The Effects of Lateral Inhibition
on Pattern Recognition in a Neural Network

A Report produced as the result
of independant study

by Jim Lesko

2 June 1997


Full Report | Software | Raw Data | Charts & Tables | Java Demo | Home
The purpose of this project was to determine if a biologically motivated visual filtering system, in this case that of the Limulus polyphemus, has any effect on pattern recognition in an artificial neural network. The first part of the project consisted of creating and refining a model of the Limulus eye, and the creation of suitable data and training a neural net on that data was the second part. Some difficulties arose during the project; the biggest being that the original neural net code could simply not handle the volume of data that needed processing. Different software was found, namely NevProp, a package produced at the University of Nevada.

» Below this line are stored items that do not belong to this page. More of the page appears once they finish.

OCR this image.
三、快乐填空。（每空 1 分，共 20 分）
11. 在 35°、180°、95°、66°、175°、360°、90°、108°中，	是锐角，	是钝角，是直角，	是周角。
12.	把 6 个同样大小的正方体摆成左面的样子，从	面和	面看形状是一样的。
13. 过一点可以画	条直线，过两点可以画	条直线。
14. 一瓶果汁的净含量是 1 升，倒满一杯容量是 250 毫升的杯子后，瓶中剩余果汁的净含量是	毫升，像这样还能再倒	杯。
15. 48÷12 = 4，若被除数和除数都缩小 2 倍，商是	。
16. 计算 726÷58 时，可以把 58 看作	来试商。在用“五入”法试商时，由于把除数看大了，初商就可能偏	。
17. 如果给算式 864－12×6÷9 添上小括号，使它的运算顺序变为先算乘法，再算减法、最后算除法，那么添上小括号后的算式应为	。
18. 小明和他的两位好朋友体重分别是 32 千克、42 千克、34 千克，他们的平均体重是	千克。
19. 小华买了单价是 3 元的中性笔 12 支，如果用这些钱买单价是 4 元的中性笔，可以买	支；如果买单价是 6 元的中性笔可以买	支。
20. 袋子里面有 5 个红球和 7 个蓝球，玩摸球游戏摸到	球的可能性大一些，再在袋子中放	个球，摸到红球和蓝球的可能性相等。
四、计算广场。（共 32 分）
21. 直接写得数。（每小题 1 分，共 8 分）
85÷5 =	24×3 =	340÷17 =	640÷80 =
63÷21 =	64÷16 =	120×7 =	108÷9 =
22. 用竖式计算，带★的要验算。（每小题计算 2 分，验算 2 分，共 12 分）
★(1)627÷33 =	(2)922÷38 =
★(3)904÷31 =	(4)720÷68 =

The Limulus - style filter had an effect on the accuracy reached by each of the three primary training sets - in two cases the effect was to increase accuracy, while in the last, accuracy was decreased. Several tests were run to test the generalization capabilities of NevProp as well.

The very first thing that was done to model the Limulus eye was to take pre-existing software and change it from a 1D model to a 2D model. A 20 x 20 matrix of "cells" was chosen for the "retina" -- an arbitrary choice, but one that allowed flexibility while keeping the total number of cells at a reasonable level. The model itself acted on the inputs by utilizing lateral inhibition - all cells in the matrix are connected to the entire set of cells and inhibit the firing rate of those cells. The effect of the inhibition in the Limulus eye has been shown to follow a decaying exponential, and that is what this model used. The model allows the user to modify the maximum inhibition and the length constant (the distance at which the inhibition is at 1/3 its maximum) of inhibition. In addition, the model allows the user to set contrast levels, noise rate and maximum level, and offset of the stimulus. For this project, the more realistic delta rule was rejected in favor of a one-step model. Differences do exist between the two sets of results, but the delta rule model takes roughly ten times longer to reach its results.

Eleven stimuli were chosen: 8 letters and 3 shapes. The letters used were the first 8 of the alphabet; coincidentally, these 8 letters form 4 orthographically similar pairs (A/H, B/D, C/G, E/F). A triangle and two different squares were used to round out the stumuli. The strokes of each letter were only 1 pixel wide, and so the thicker shapes were added to increase the generality of the simulation.

The parameters of the Limulus model were as follows: Each cell could fire at a rate between 0 and 100 (inclusive). For the data marked Filtered (1) or just Filtered, a maximum inhibition of .3 and a length constant of 2 was used; for Filtered (2) data, a maximum inhibition of .2 was used in conjunction with a length constant of 4. High contrast data was assumed to project the stimulus at a rate of 100 against a background of 0 -- here, the equivalent of a black letter on white. Low contrast data had a stimulus of 100 on a background of 50 (black on gray). Medium contrast used a 100-level stimulus against a background of 20 (black on light gray). Noisy data was calculated as follows: low noise consisted of each cell having a 50% chance of having a firing rate of 0-50 (in 6 discrete steps; noise was non-continuous); high noise was created by giving each cell a 100% chance of having a firing rate of 0-100 (again, non-continuous). The stimulus was set at 100 for each of the noisy simulations. It should be noted that the noise was completely (pseudo-) random for each stimulus; no stimulus had exactly the same noise. The offset datasets simply contained 100-rate stimuli against a background of 0, but moved towards a corner by 3-6 cells in the horizontal and vertical. Most, but not all, stimuli in the offset group were moved by 4 along each axis.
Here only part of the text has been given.